Member of the Chamber of Deputies
- In office 15 May 1930 – 6 June 1932
- Constituency: 1st Departamental Circumscription

Personal details
- Born: 1 January 1883 Angol, Chile
- Died: 5 March 1950 (aged 67) Santiago, Chile
- Party: Democratic Party
- Spouse: Clara Yáñez
- Children: Six
- Occupation: Politician

= Arturo Venegas =

Arturo Venegas Sánchez (1 January 1883 — 6 March 1950) was a Chilean politician and police officer who served as a deputy in the 1930–1932 legislative period.

He represented Valparaíso at the International Police Conference in New York City in May 1923, where Venegas was appointed active vice-president, a position he retained after the conference was permanently established.

In 1924, Venegas received a gold medal for more than 15 years of effective service in the police institution, as well as an Order of Merit awarded by the New York Police Department (NYPD).

==Biography==
He was born in Angol on 1 January 1883 to Agustín Venegas and Delfina Sánchez. Venegas married Clara Yáñez in 1903 and they had six children. He studied at the Líceo de Angol ―Angol Secondary School―.

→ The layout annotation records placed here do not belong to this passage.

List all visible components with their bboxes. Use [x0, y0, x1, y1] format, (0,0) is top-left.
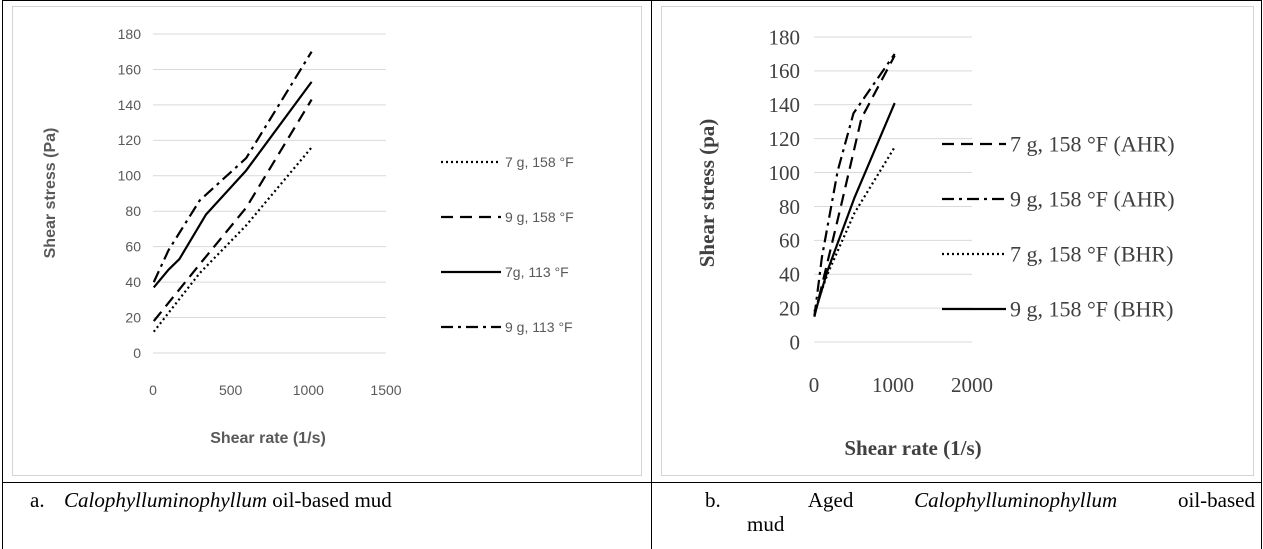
y-tick-label: 20: [779, 296, 800, 320]
y-tick-label: 80: [779, 195, 800, 219]
x-tick-label: 1000: [872, 373, 914, 397]
series-line-4: [813, 102, 896, 316]
x-tick-label: 0: [149, 382, 157, 398]
series-line-2: [813, 53, 896, 317]
y-tick-label: 80: [125, 203, 141, 219]
y-tick-label: 160: [118, 61, 142, 77]
caption-b-species: Calophylluminophyllum: [914, 488, 1118, 512]
y-axis-title: Shear stress (Pa): [42, 128, 59, 259]
chart-b-area: 0 20 40 60 80 100 120 140 160 180 0 1000 2000 Shear r…: [661, 6, 1254, 476]
y-tick-label: 160: [769, 59, 801, 83]
chart-a: 0 20 40 60 80 100 120 140 160 180 0 500 1000 1500 Shea…: [42, 26, 574, 447]
chart-a-area: 0 20 40 60 80 100 120 140 160 180 0 500 1000 1500 Shea…: [12, 6, 642, 476]
legend-label-2: 9 g, 158 °F (AHR): [1010, 187, 1175, 212]
y-tick-label: 180: [769, 25, 801, 49]
caption-b-marker: b.: [705, 488, 721, 512]
x-axis-title: Shear rate (1/s): [844, 436, 981, 460]
y-tick-label: 100: [769, 161, 801, 185]
x-tick-label: 0: [809, 373, 820, 397]
series-line-1: [152, 146, 313, 333]
series-line-2: [152, 99, 313, 322]
series-line-3: [813, 146, 896, 312]
chart-b: 0 20 40 60 80 100 120 140 160 180 0 1000 2000 Shear r…: [695, 25, 1175, 460]
caption-b-rest: oil-based: [1177, 488, 1255, 512]
table-border-row: [2, 482, 1262, 483]
caption-a: a. Calophylluminophyllum oil-based mud: [30, 488, 392, 512]
y-axis-title: Shear stress (pa): [695, 119, 719, 268]
caption-b-word1: Aged: [807, 488, 854, 512]
y-tick-label: 180: [118, 26, 142, 42]
series-line-4: [152, 51, 313, 283]
y-tick-label: 0: [790, 330, 801, 354]
table-border-middle: [651, 0, 652, 549]
legend-label-3: 7 g, 158 °F (BHR): [1010, 242, 1173, 267]
y-tick-label: 120: [769, 127, 801, 151]
caption-a-species: Calophylluminophyllum: [64, 488, 267, 512]
y-tick-label: 0: [133, 345, 141, 361]
caption-a-rest: oil-based mud: [267, 488, 392, 512]
y-tick-label: 120: [118, 132, 142, 148]
x-tick-label: 2000: [951, 373, 993, 397]
legend-label-1: 7 g, 158 °F (AHR): [1010, 132, 1175, 157]
legend-label-2: 9 g, 158 °F: [505, 209, 574, 225]
y-tick-label: 40: [779, 263, 800, 287]
y-tick-label: 60: [125, 239, 141, 255]
y-tick-label: 100: [118, 168, 142, 184]
caption-a-marker: a.: [30, 488, 45, 512]
y-tick-label: 40: [125, 274, 141, 290]
legend-label-1: 7 g, 158 °F: [505, 154, 574, 170]
x-tick-label: 1000: [293, 382, 324, 398]
y-tick-label: 140: [118, 97, 142, 113]
series-line-3: [152, 81, 313, 289]
x-axis-title: Shear rate (1/s): [210, 430, 326, 447]
table-border-top: [2, 0, 1262, 1]
legend-label-3: 7g, 113 °F: [505, 264, 569, 280]
y-tick-label: 60: [779, 229, 800, 253]
caption-b-line2: mud: [747, 512, 785, 536]
caption-b: b. Aged Calophylluminophyllum oil-based …: [705, 488, 1255, 536]
y-tick-label: 140: [769, 93, 801, 117]
table-border-right: [1261, 0, 1262, 549]
x-tick-label: 500: [219, 382, 243, 398]
legend-label-4: 9 g, 113 °F: [505, 319, 573, 335]
x-tick-label: 1500: [370, 382, 401, 398]
legend-label-4: 9 g, 158 °F (BHR): [1010, 297, 1173, 322]
table-border-left: [2, 0, 3, 549]
y-tick-label: 20: [125, 309, 141, 325]
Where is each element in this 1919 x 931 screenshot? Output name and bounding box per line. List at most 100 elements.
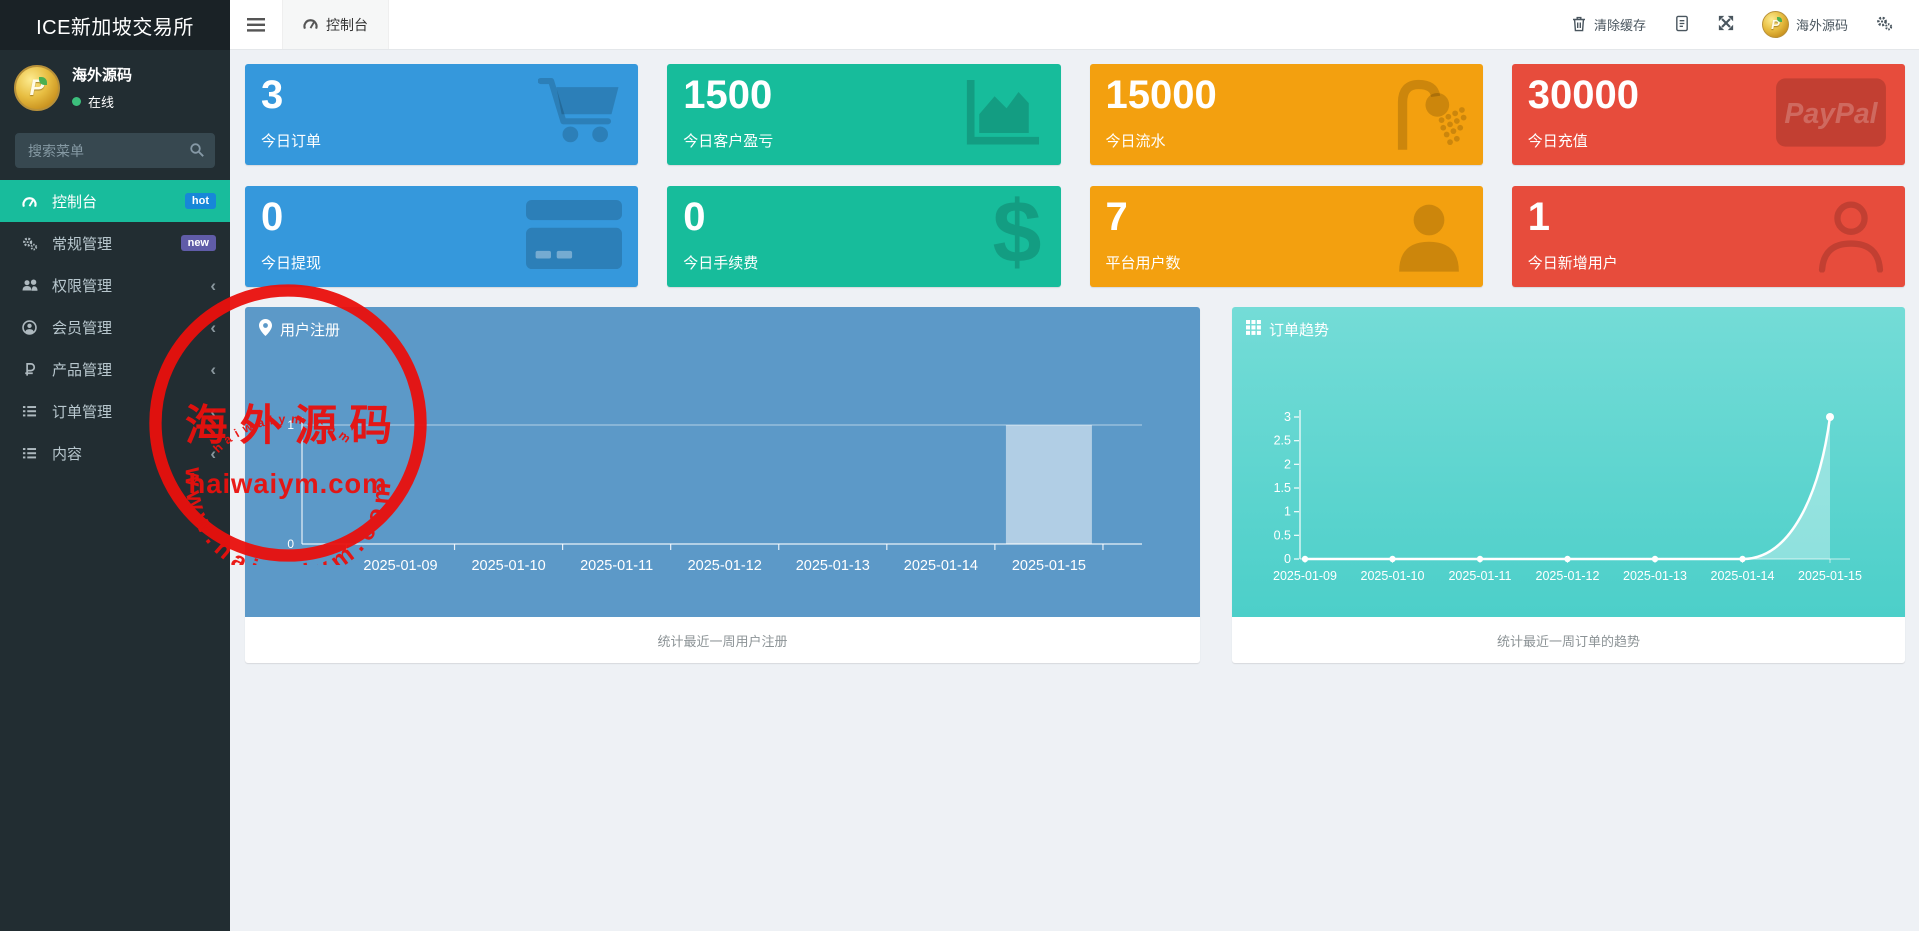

In 1903, Venegas joined the Police of Victoria, Chile as sub-inspector, later leaving to take a position in the Victoria Governor's Office. In 1907, he worked as sub-inspector in the Santiago Police, becoming an inspector in 1911. Two years later, he served as acting commissioner of the Iquique police.

In 1915, he was sub-commissioner of the Chillán Police, later becoming commissioner of the 4th Police Station in Valparaíso. In the seaport city, he was in charge of the Police Academy for two years, served as head of the Police Hospital, and supervised the inspection of the Youth Service.

In 1925, Venegas was assigned to the Santiago Police, and that same year was appointed sub-prefect of the Iquique Police, where he was appointed Head of the Personal Department of the General Directorate. Similarly, he participated in the merger of institutions that formed Carabineros de Chile —the current Chilean police–, and was the first head of its Personnel Department.

==Political career==
In 1930, he was appointed deputy by Carlos Ibáñez del Campo's dictatorship (1927–1931). Venegas represented Pisagua and Tarapacá for the 1930–1934 period ―36th National Congress of Chile― concluded after the 1932 socialist coup d'etat of June 6th.

Venegas served on the committees of Interior Government; Legislation and Justice; and Public Education.

He died in Santiago on March 6, 1950.